FCLC students also participate in pre-professional programs, which further lead into engineering, architecture, medicine and law degrees. A pre-law student, Anny Bagum, FCLC ’16, discussed the monetary value of a law degree. “Especially in this economy, it will be a struggle going into law,” Bagum said. “Law schools and private practices are very competitive in their selection process, even the starting salary is not that great, and it all depends on the type of law you want to pursue. But once you find a stable practice, build clients and work hard, success will be guaranteed.”

Sandy Yang, FCLC ’15, explained the worth and value of pursuing the pre-medicine track saying “I would be completely lying if it weren’t all about the money, but it is primarily worth caring for people. With a degree in medicine, we further our understanding of diseases and it reassures the safety of patients and employers in our field.”

College graduates with art and social science degrees, including fields such as English and communications, earn lower salaries than graduates with science and math degrees. According to a CNN News poll, the starting salary of an English major can vary, but falls at $31,000; the salary of a graduate in communications and media studies is similar, with earnings starting at $30,000.

Wicksie Tu, FCLC ’16, said she is not worried about that value of her anticipated communications and media studies degree. “I don’t know how much a communications degree is worth in this economy, but I do know that it is definitely worth having,” Tu said. “If you want to build off something, it can be argued that Communications is a necessity in today’s society.”

Associate Professor of communication and media studies Gwenyth Jackaway acknowledged that students should account for the monetary value of their degree. Jackaway majored in American history as an undergraduate at Columbia University. “It makes sense to support yourself and your family during economic hardship,” Jackaway said. At the same time, Jackaway said she encourages students to pursue their passion. “Do what makes you really happy; something that you love,” Jackaway said.

After taking up English literature as an undergraduate at Princeton University, Amy Aronson, assistant professor of communication and media studies, said she was not worried about the monetary value of her degree. She had an interest in English and did not translate her degree into fiscal earnings. “There is more to life than earning a living; appreciation of art, travel, culture, and, most especially, the field you are interested in,” Aronson said. In regards to the young people in this economy, Aronson said she agrees that times are more difficult today. “With salaries and job opportunities in mind, young people readily close out considerations into English and communications fields.”

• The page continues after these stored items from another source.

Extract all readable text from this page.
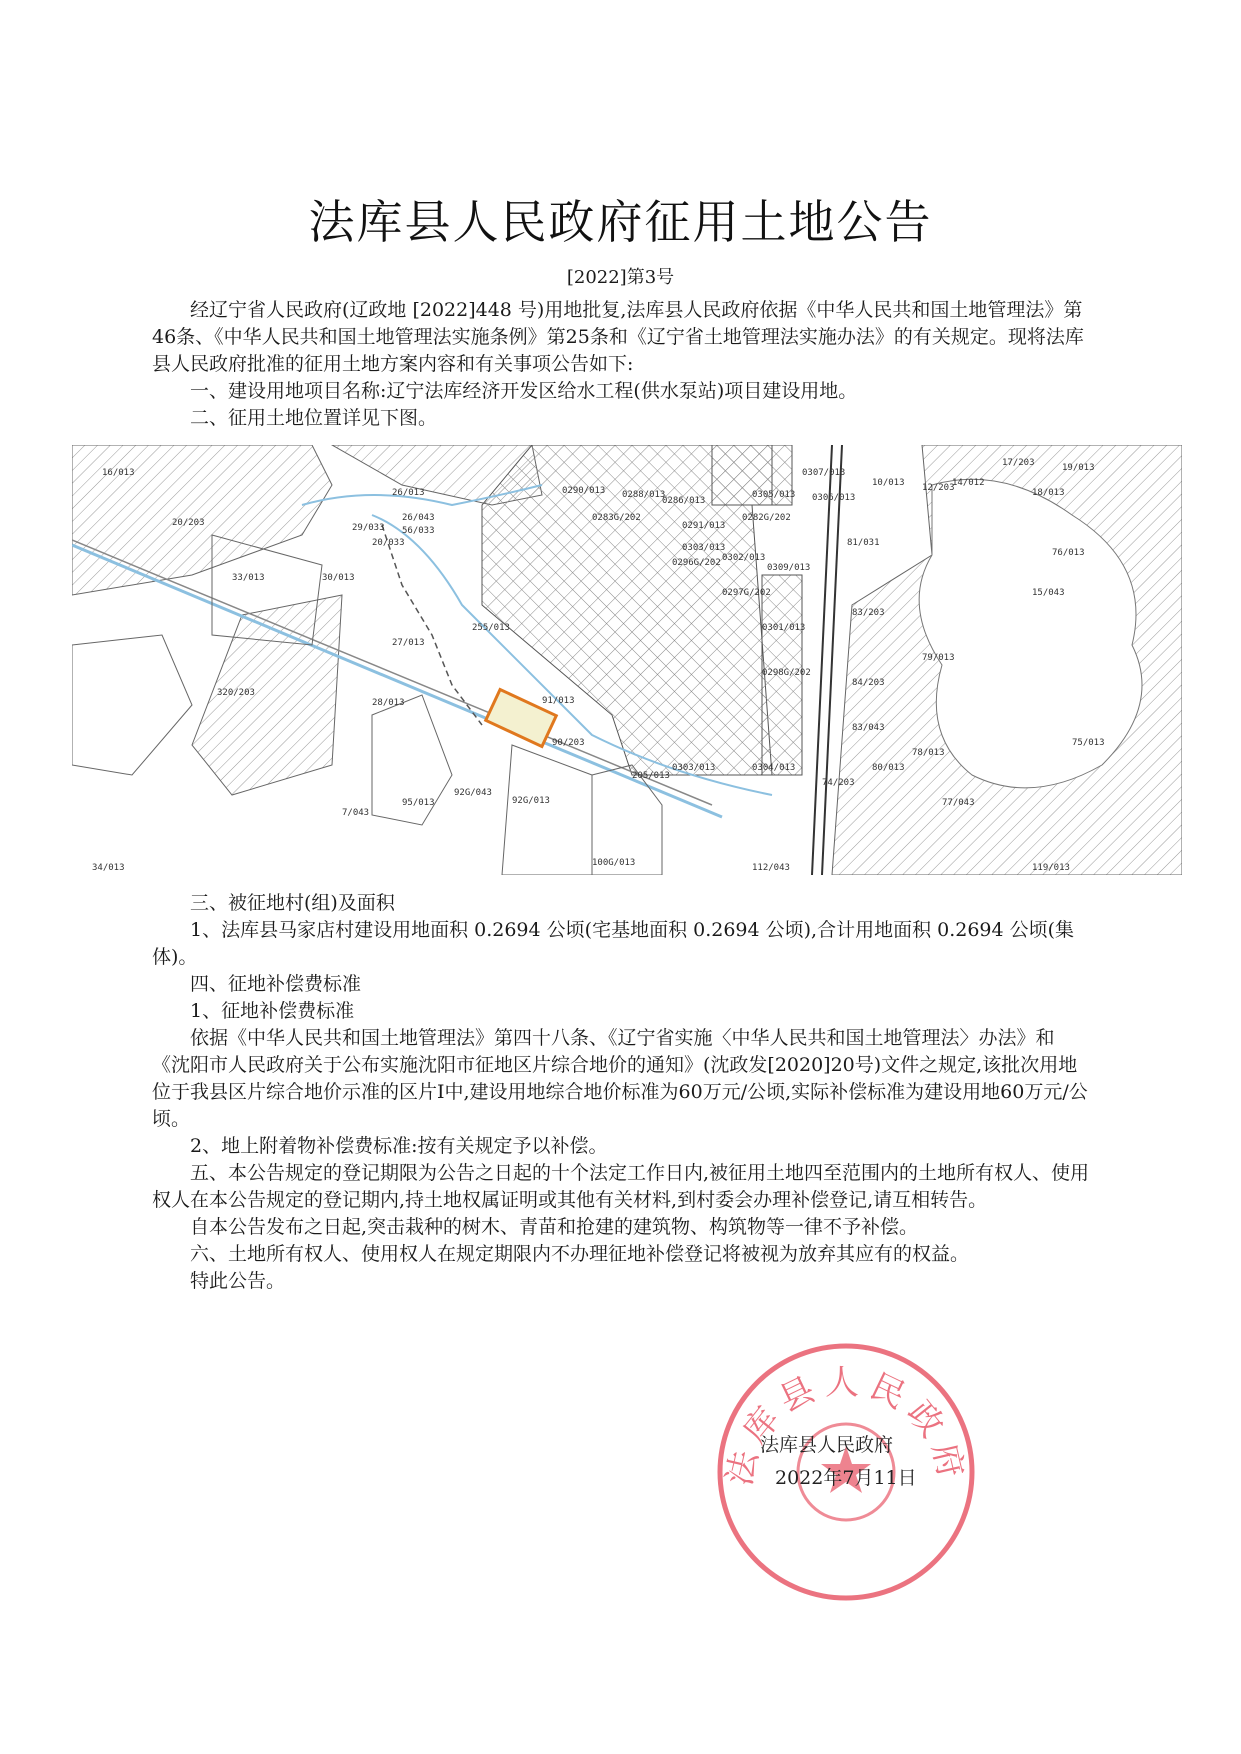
法库县人民政府征用土地公告
[2022]第3号

经辽宁省人民政府(辽政地 [2022]448 号)用地批复,法库县人民政府依据《中华人民共和国土地管理法》第46条、《中华人民共和国土地管理法实施条例》第25条和《辽宁省土地管理法实施办法》的有关规定。现将法库县人民政府批准的征用土地方案内容和有关事项公告如下:

一、建设用地项目名称:辽宁法库经济开发区给水工程(供水泵站)项目建设用地。

二、征用土地位置详见下图。

16/013
20/203
26/013
26/043
20/033
29/033 56/033
33/013	30/013
27/013
255/013
28/013
320/203
91/013
90/203
95/013
92G/043
92G/013
7/043
34/013
0290/013 0288/013
0286/013
0283G/202
0291/013
0282G/202
0303/013
0296G/202 0302/013
0297G/202
0309/013
0301/013
0298G/202
0303/013	0304/013
112/043
100G/013
205/013
81/031
83/203
79/013
84/203
83/043
78/013
80/013
74/203
77/043
17/203
119/013
18/013
19/013
76/013
15/043
75/013
10/013 12/203
14/012
0307/013
0306/013
0305/013

三、被征地村(组)及面积

1、法库县马家店村建设用地面积 0.2694 公顷(宅基地面积 0.2694 公顷),合计用地面积 0.2694 公顷(集体)。

四、征地补偿费标准

1、征地补偿费标准

依据《中华人民共和国土地管理法》第四十八条、《辽宁省实施〈中华人民共和国土地管理法〉办法》和《沈阳市人民政府关于公布实施沈阳市征地区片综合地价的通知》(沈政发[2020]20号)文件之规定,该批次用地位于我县区片综合地价示准的区片Ⅰ中,建设用地综合地价标准为60万元/公顷,实际补偿标准为建设用地60万元/公顷。

2、地上附着物补偿费标准:按有关规定予以补偿。

五、本公告规定的登记期限为公告之日起的十个法定工作日内,被征用土地四至范围内的土地所有权人、使用权人在本公告规定的登记期内,持土地权属证明或其他有关材料,到村委会办理补偿登记,请互相转告。

自本公告发布之日起,突击栽种的树木、青苗和抢建的建筑物、构筑物等一律不予补偿。

六、土地所有权人、使用权人在规定期限内不办理征地补偿登记将被视为放弃其应有的权益。

特此公告。

法库县人民政府
法库县人民政府
2022年7月11日
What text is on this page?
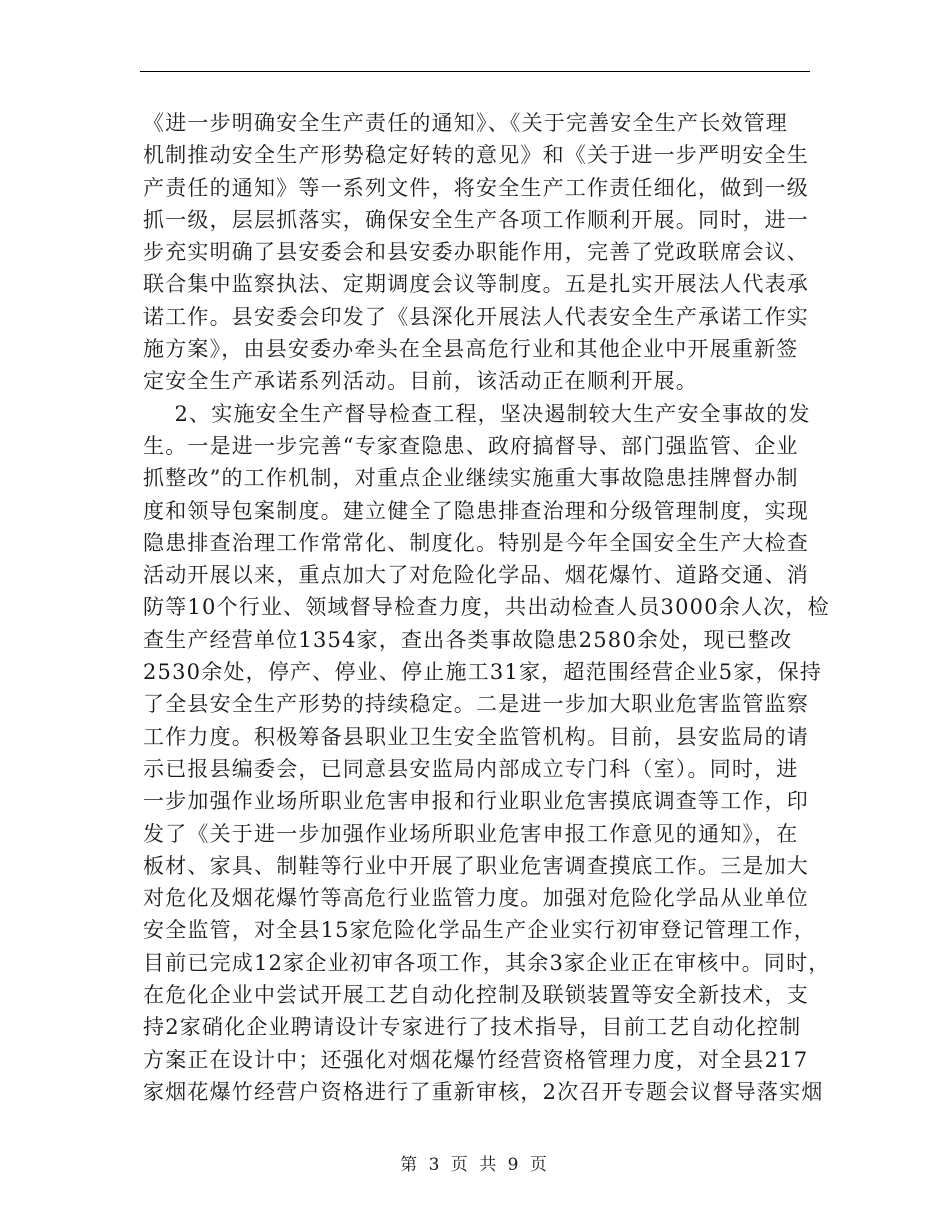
《进一步明确安全生产责任的通知》、《关于完善安全生产长效管理
机制推动安全生产形势稳定好转的意见》和《关于进一步严明安全生
产责任的通知》等一系列文件，将安全生产工作责任细化，做到一级
抓一级，层层抓落实，确保安全生产各项工作顺利开展。同时，进一
步充实明确了县安委会和县安委办职能作用，完善了党政联席会议、
联合集中监察执法、定期调度会议等制度。五是扎实开展法人代表承
诺工作。县安委会印发了《县深化开展法人代表安全生产承诺工作实
施方案》，由县安委办牵头在全县高危行业和其他企业中开展重新签
定安全生产承诺系列活动。目前，该活动正在顺利开展。
2、实施安全生产督导检查工程，坚决遏制较大生产安全事故的发
生。一是进一步完善“专家查隐患、政府搞督导、部门强监管、企业
抓整改”的工作机制，对重点企业继续实施重大事故隐患挂牌督办制
度和领导包案制度。建立健全了隐患排查治理和分级管理制度，实现
隐患排查治理工作常常化、制度化。特别是今年全国安全生产大检查
活动开展以来，重点加大了对危险化学品、烟花爆竹、道路交通、消
防等10个行业、领域督导检查力度，共出动检查人员3000余人次，检
查生产经营单位1354家，查出各类事故隐患2580余处，现已整改
2530余处，停产、停业、停止施工31家，超范围经营企业5家，保持
了全县安全生产形势的持续稳定。二是进一步加大职业危害监管监察
工作力度。积极筹备县职业卫生安全监管机构。目前，县安监局的请
示已报县编委会，已同意县安监局内部成立专门科（室）。同时，进
一步加强作业场所职业危害申报和行业职业危害摸底调查等工作，印
发了《关于进一步加强作业场所职业危害申报工作意见的通知》，在
板材、家具、制鞋等行业中开展了职业危害调查摸底工作。三是加大
对危化及烟花爆竹等高危行业监管力度。加强对危险化学品从业单位
安全监管，对全县15家危险化学品生产企业实行初审登记管理工作，
目前已完成12家企业初审各项工作，其余3家企业正在审核中。同时，
在危化企业中尝试开展工艺自动化控制及联锁装置等安全新技术，支
持2家硝化企业聘请设计专家进行了技术指导，目前工艺自动化控制
方案正在设计中；还强化对烟花爆竹经营资格管理力度，对全县217
家烟花爆竹经营户资格进行了重新审核，2次召开专题会议督导落实烟
第 3 页 共 9 页
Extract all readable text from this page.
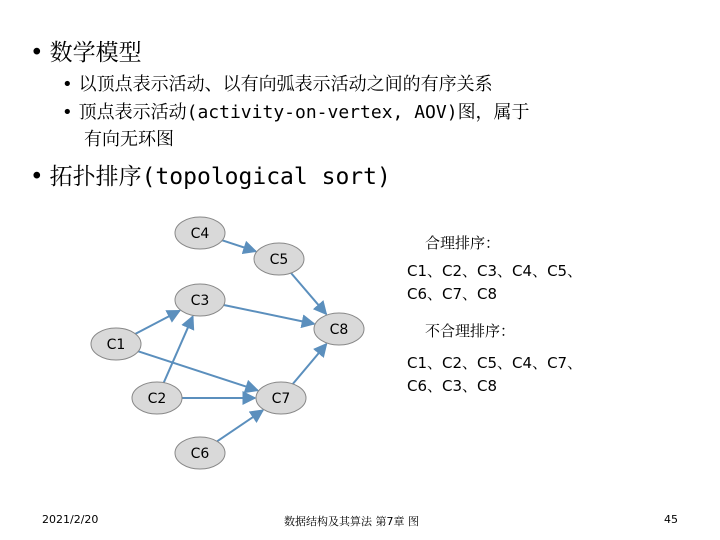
• 数学模型
• 以顶点表示活动、以有向弧表示活动之间的有序关系
• 顶点表示活动(activity-on-vertex, AOV)图，属于
有向无环图
• 拓扑排序(topological sort)
C4
C5
C3
C8
C1
C2	C7
C6
合理排序：
C1、C2、C3、C4、C5、
C6、C7、C8
不合理排序：
C1、C2、C5、C4、C7、
C6、C3、C8
2021/2/20	数据结构及其算法 第7章 图	45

When considering the value of a college degree, Jackaway said she encourages FCLC students to open themselves to new opportunities. Jackaway said, “Students should take advantage of the internships, mass media and alumni network.”

According to Aronson, tackling a degree, whether in software engineering or English, requires agility and versatility. “With your degree, you may not get a job you want at first. I tell my students that very often, you may have to try different jobs that reach outside of your major and move out of the city, like from New York to Cleveland. But, overall, utilize your resources at FCLC; build the life that you want. Get your foot out the door, and continue to learn, evolve and grow.”